Indémodable. C’est certainement le qualificatif qui colle le mieux aux années 80, et elles n’ont certainement jamais eu autant la cote que depuis les années 2010. Le punk est peut-être mort, mais le rock 80’s est toujours bien vivace. Une sorte de nostalgie plane sur notre époque, et le cinéma n’a jamais été plus friand de remakes des classiques de cette décennie charnière. Atomic Blonde illustre à merveille cette nostalgie en reprenant à son compte toute une iconographie 80’s (Musique, voitures, esthétique) qu’il nous balance en pleine gueule après l’avoir recouvert d’un vernis typiquement 2010 (scènes d’action esthétisées, personnages ambigus sur tous les plans). Mais est-il pour autant le blockbuster annoncé ?

Autant le dire, Atomic Blonde laissera sans doute une part de son public en plan. Malgré un ton définitivement orienté action, son scénario réunissant espions anglais, US, russes et français met du temps à se mettre en place, d’où une première heure assez plan-plan, entre investigations et prises de contacts entrecoupés de scènes d’action un peu molles, mais réjouissantes et très bien réalisées. Le schéma est des plus simples : Lorraine se rend à un endroit. Lorraine casse la gueule d’espions russes/policiers allemands. Lorraine rentre à l’hôtel. On a connu construction plus inspirée, mais force est de reconnaître que l’ensemble tient mieux la route qu’une Trabant.

Au delà de son rythme, son scénario aussi partagera. Certains y verront son côté plutôt bien mené, avec ses espions bien personnfiés et à la loyauté ambivalente. Point de noir ni de blanc, juste du gris. D’autres ne s’en laisseront pas compter par le mystérieux « Satchel », le redoutable agent double (triple, quadruple ?) que tous cherchent à démasquer. Ils n’y verront sans doute qu’une histoire cousue de fil blanc, où les intérêts transparents des grosses huiles se télescopent avec les aspirations d’une population assoiffée de liberté et de paix. Chacun se fera son idée, mais difficile de remettre en cause une construction qui sait malgré tout ménager le suspense.

S’il est aussi clivant qu’a pu l’être le Mur de Berlin, il est notamment un point sur lequel Atomic Blonde saura mettre tout le monde d’accord : son ambiance berlinale 80’s indéniablement réussie. Entre tubes rock-pop emblématiques, punks à crêtes et communistes menaçants, l’agent Broughton et ses rivaux évoluent dans cette Berlin coupée en deux, cafés feutrés et boîtes de nuit clandestines sur une rive du Mur, grisaille et esthétique dépressive « made by Communism » de l’autre.
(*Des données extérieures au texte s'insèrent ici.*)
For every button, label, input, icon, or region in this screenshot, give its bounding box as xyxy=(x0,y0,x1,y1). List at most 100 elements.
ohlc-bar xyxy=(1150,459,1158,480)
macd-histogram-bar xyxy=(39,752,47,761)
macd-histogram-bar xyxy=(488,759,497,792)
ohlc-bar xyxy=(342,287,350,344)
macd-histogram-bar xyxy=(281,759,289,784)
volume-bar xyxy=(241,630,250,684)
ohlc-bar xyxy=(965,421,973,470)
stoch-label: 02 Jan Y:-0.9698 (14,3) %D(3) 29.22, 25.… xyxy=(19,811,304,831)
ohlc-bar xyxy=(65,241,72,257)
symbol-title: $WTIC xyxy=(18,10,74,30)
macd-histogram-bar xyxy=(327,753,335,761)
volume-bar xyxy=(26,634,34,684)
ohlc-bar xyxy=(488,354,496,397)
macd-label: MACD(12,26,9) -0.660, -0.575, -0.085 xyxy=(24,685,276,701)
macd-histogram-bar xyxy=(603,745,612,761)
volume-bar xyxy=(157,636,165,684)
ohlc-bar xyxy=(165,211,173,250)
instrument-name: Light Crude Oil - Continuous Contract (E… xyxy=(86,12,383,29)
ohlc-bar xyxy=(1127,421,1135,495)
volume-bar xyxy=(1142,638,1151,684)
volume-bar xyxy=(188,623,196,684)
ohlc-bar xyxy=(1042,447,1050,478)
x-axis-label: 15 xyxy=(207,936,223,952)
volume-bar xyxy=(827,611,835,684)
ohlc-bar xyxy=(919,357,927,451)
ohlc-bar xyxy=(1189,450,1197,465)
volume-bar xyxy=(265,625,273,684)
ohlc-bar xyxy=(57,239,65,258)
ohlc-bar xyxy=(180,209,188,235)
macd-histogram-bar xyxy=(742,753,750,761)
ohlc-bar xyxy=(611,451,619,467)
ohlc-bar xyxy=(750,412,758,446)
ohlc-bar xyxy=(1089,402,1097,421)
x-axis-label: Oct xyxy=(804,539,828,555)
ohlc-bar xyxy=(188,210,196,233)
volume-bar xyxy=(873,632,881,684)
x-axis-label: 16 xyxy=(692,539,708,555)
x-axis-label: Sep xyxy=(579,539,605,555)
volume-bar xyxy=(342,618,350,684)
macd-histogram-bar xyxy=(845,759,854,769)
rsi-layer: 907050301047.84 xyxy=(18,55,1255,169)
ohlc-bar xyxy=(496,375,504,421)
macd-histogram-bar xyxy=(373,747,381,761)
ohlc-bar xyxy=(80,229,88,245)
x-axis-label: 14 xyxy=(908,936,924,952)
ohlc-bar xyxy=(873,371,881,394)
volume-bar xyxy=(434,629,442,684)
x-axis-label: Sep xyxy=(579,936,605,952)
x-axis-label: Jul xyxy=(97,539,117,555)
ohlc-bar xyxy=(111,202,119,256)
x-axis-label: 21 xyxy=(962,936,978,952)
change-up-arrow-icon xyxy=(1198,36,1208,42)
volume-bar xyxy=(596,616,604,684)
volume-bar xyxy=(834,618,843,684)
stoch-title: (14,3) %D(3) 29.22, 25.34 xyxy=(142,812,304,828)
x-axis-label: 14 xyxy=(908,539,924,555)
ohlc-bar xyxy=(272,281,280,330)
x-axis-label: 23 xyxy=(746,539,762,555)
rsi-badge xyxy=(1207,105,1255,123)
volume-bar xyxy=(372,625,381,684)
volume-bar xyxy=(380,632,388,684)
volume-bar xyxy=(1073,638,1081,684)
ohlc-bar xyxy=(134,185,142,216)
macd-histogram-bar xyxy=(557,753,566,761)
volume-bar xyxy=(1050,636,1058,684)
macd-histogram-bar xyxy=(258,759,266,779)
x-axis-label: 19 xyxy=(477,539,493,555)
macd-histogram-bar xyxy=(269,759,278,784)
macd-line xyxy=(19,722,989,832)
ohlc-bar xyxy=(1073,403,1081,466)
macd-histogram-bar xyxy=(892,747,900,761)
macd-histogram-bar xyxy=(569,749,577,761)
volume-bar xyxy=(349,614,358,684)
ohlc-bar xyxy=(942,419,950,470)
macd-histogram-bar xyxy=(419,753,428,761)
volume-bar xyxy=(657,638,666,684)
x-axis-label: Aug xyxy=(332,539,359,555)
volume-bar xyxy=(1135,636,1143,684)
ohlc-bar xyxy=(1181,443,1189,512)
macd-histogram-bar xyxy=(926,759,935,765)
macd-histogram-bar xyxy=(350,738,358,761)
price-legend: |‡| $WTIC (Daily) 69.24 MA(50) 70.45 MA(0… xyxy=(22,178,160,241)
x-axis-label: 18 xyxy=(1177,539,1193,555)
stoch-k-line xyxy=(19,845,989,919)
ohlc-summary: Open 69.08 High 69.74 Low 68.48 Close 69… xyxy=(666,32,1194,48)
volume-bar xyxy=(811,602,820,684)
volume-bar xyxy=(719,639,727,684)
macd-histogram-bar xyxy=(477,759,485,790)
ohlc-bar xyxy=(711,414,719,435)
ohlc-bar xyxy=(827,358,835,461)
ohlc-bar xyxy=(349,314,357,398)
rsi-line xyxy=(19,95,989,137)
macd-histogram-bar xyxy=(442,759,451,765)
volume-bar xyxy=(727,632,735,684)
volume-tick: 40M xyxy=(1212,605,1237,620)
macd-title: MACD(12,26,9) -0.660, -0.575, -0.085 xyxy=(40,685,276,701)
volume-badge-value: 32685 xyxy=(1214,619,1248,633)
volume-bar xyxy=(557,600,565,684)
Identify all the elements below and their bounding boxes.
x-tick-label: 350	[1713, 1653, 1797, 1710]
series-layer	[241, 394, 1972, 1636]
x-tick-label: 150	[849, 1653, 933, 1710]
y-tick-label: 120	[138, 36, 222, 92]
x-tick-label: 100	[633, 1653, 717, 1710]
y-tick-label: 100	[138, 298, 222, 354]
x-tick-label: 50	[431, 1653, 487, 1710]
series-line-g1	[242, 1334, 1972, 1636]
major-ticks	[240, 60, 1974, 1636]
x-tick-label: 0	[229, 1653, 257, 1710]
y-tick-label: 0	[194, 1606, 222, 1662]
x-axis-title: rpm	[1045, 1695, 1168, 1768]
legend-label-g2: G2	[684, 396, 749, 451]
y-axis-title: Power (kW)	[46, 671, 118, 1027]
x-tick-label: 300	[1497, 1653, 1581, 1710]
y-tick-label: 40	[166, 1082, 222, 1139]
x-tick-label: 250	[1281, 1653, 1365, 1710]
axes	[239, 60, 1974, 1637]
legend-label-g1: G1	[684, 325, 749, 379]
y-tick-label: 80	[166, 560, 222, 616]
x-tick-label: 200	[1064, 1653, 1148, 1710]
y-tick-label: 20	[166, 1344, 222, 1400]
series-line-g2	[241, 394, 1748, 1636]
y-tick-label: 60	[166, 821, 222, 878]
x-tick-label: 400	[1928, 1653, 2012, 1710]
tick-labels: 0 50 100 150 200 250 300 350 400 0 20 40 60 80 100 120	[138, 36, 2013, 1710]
Le soin esthétique apporté à ce film imparfait par Leitch et ses équipes participe indéniablement à son charme vintage.

Charme dont ne manque pas la fameuse « Atomic Blonde », et encore moins son interprète, Charlize Theron, qui irradie littéralement dans ce rôle d’espionne glaciale et badass. Le plus gros bémol qu’on puisse émettre, c’est sans doute l’interprétation un peu légère faite de l’expression « femme fatale », qui consiste apparemment, outre la distribution réglementaire de corrections aux gros bras, à surtout apparaître dans les toilettes les plus aguichantes et se retrouver dans les situations les plus sexy. Une attitude un peu facile, même si on ne peut pas lui retirer qu’elle reste cohérente.

Atomic Blonde ne manque pas de qualités, de son esthétique remarquable à son scénario solide, en passant par la coolitude de son héroïne. Des qualités qui font les grands blockbusters, c’est vrai, mais insuffisantes pour compenser complètement son ouverture un peu poussive. Plus film d’espionnage que pur film d’action, il n’en reste pas moins un excellent divertissement estival. Une très bonne excuse pour faire le mur.